Now I actually do have a working solution, but its consumption of CPU-power is extremely excessive, to the point where the sheet takes over an hour just to compute results for one name. I've used the following array-formula in B2:
{=MATCH($A2, COUNTIF(INDIRECT("'Data'!$A$2"&":"&ADDRESS(ROW($A$2:$A$20000),COLUMN($A$2))),B$2),0)}
This works, but there must be an easier solution, easier on the CPU I mean. Please help me to find it.
The problem is, that in code, each cell computes essentially a function looking roughly like this:
function (n=2 /*or 100, 200, etc*/, name="Peter") {
int counter1;
for (int i1=2; i1<20000; i1++) {
int counter2=0;
for (int i2=2; i2<i1; i2++) {
if (Data!A[i2]==name) counter2++;
}
if (counter2==n) counter1=i1;
}
return counter1;
}
In other words, if we had only five rows, it would (for just one result) loop through row 1, then rows 1-2, then rows 1-3, then rows 1-4, then rows 1-5. With 20000 rows, that makes for a staggering number of calculations.

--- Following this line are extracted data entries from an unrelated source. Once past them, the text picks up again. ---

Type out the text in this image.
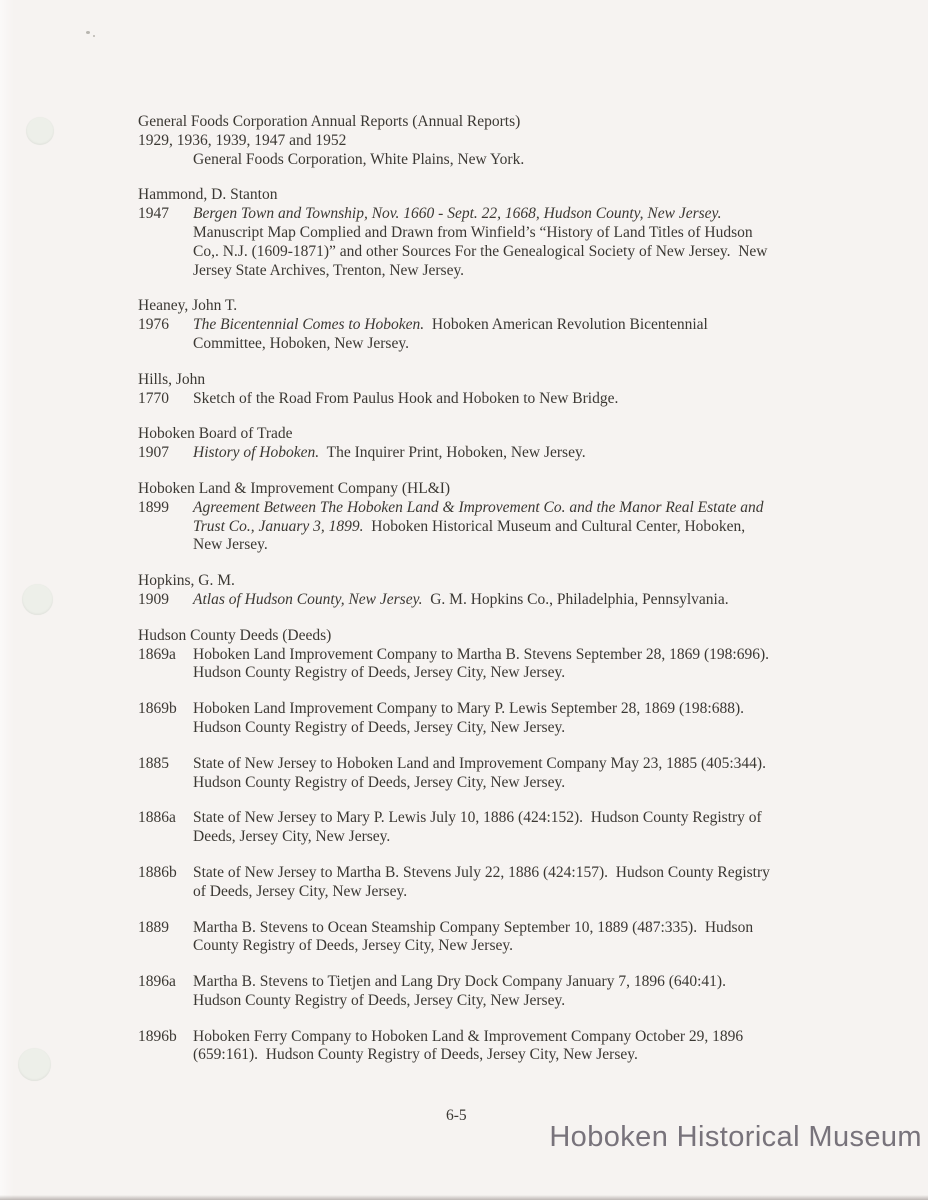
General Foods Corporation Annual Reports (Annual Reports)
1929, 1936, 1939, 1947 and 1952
General Foods Corporation, White Plains, New York.
Hammond, D. Stanton
1947	Bergen Town and Township, Nov. 1660 - Sept. 22, 1668, Hudson County, New Jersey. Manuscript Map Complied and Drawn from Winfield’s “History of Land Titles of Hudson Co,. N.J. (1609-1871)” and other Sources For the Genealogical Society of New Jersey.  New Jersey State Archives, Trenton, New Jersey.
Heaney, John T.
1976	The Bicentennial Comes to Hoboken.  Hoboken American Revolution Bicentennial Committee, Hoboken, New Jersey.
Hills, John
1770	Sketch of the Road From Paulus Hook and Hoboken to New Bridge.
Hoboken Board of Trade
1907	History of Hoboken.  The Inquirer Print, Hoboken, New Jersey.
Hoboken Land & Improvement Company (HL&I)
1899	Agreement Between The Hoboken Land & Improvement Co. and the Manor Real Estate and Trust Co., January 3, 1899.  Hoboken Historical Museum and Cultural Center, Hoboken, New Jersey.
Hopkins, G. M.
1909	Atlas of Hudson County, New Jersey.  G. M. Hopkins Co., Philadelphia, Pennsylvania.
Hudson County Deeds (Deeds)
1869a	Hoboken Land Improvement Company to Martha B. Stevens September 28, 1869 (198:696).  Hudson County Registry of Deeds, Jersey City, New Jersey.
1869b	Hoboken Land Improvement Company to Mary P. Lewis September 28, 1869 (198:688).  Hudson County Registry of Deeds, Jersey City, New Jersey.
1885	State of New Jersey to Hoboken Land and Improvement Company May 23, 1885 (405:344).  Hudson County Registry of Deeds, Jersey City, New Jersey.
1886a	State of New Jersey to Mary P. Lewis July 10, 1886 (424:152).  Hudson County Registry of Deeds, Jersey City, New Jersey.
1886b	State of New Jersey to Martha B. Stevens July 22, 1886 (424:157).  Hudson County Registry of Deeds, Jersey City, New Jersey.
1889	Martha B. Stevens to Ocean Steamship Company September 10, 1889 (487:335).  Hudson County Registry of Deeds, Jersey City, New Jersey.
1896a	Martha B. Stevens to Tietjen and Lang Dry Dock Company January 7, 1896 (640:41).  Hudson County Registry of Deeds, Jersey City, New Jersey.
1896b	Hoboken Ferry Company to Hoboken Land & Improvement Company October 29, 1896 (659:161).  Hudson County Registry of Deeds, Jersey City, New Jersey.
6-5
Hoboken Historical Museum
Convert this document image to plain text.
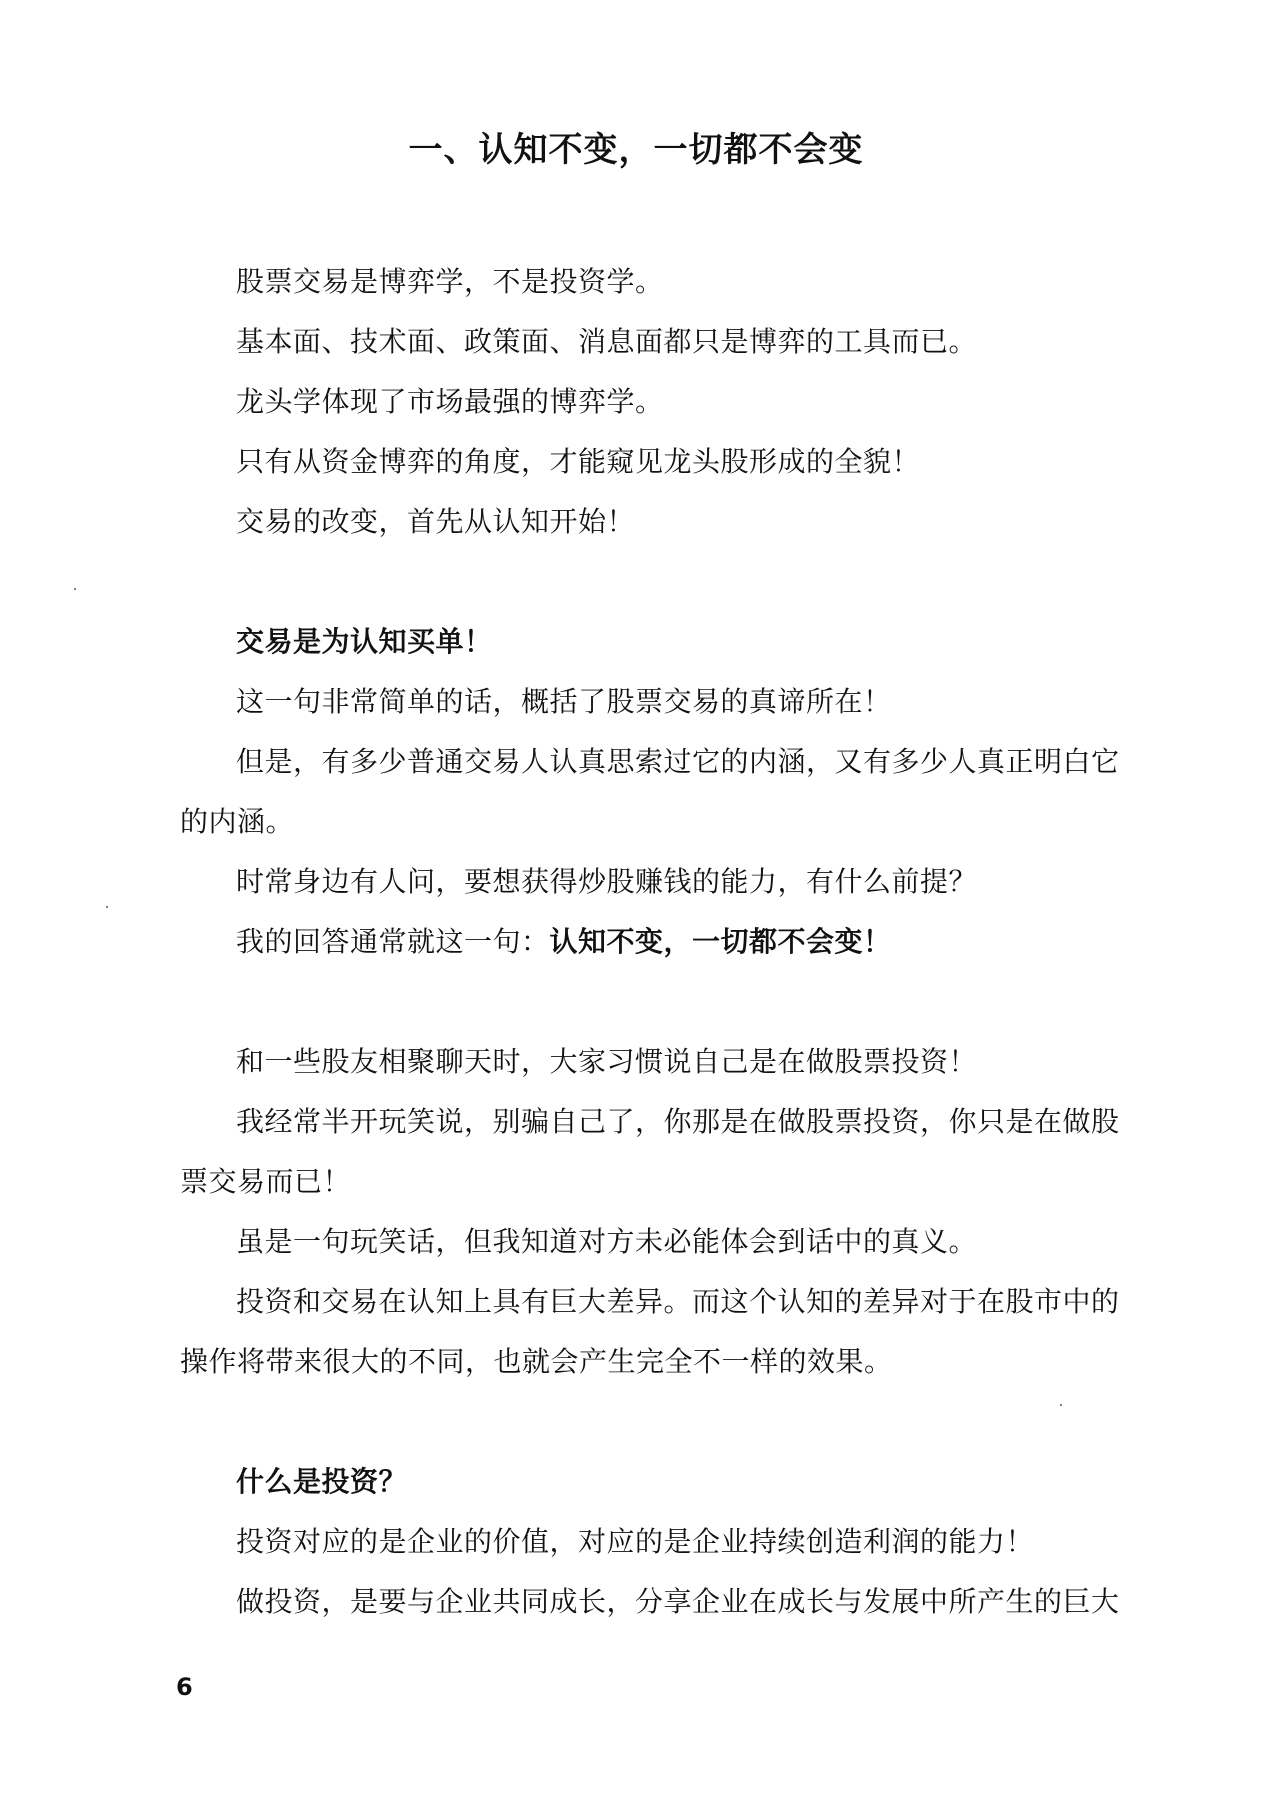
一、认知不变，一切都不会变
股票交易是博弈学，不是投资学。
基本面、技术面、政策面、消息面都只是博弈的工具而已。
龙头学体现了市场最强的博弈学。
只有从资金博弈的角度，才能窥见龙头股形成的全貌！
交易的改变，首先从认知开始！
交易是为认知买单！
这一句非常简单的话，概括了股票交易的真谛所在！
但是，有多少普通交易人认真思索过它的内涵，又有多少人真正明白它
的内涵。
时常身边有人问，要想获得炒股赚钱的能力，有什么前提？
我的回答通常就这一句：认知不变，一切都不会变！
和一些股友相聚聊天时，大家习惯说自己是在做股票投资！
我经常半开玩笑说，别骗自己了，你那是在做股票投资，你只是在做股
票交易而已！
虽是一句玩笑话，但我知道对方未必能体会到话中的真义。
投资和交易在认知上具有巨大差异。而这个认知的差异对于在股市中的
操作将带来很大的不同，也就会产生完全不一样的效果。
什么是投资？
投资对应的是企业的价值，对应的是企业持续创造利润的能力！
做投资，是要与企业共同成长，分享企业在成长与发展中所产生的巨大
6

In code, there would be a far easier solution, something like this:
function (n=2 /*or 100, 200, etc*/, name="Peter") {
int counter1=0;
for (int i1=2; i1<20000; i1++) {
if (Data!A[i1]==name) counter1++;
if (counter1==n) return(i1);
}
}
This would make for a maximum of 200000 computations per cell, and I am looking for an Excel equivalent, probably an array function.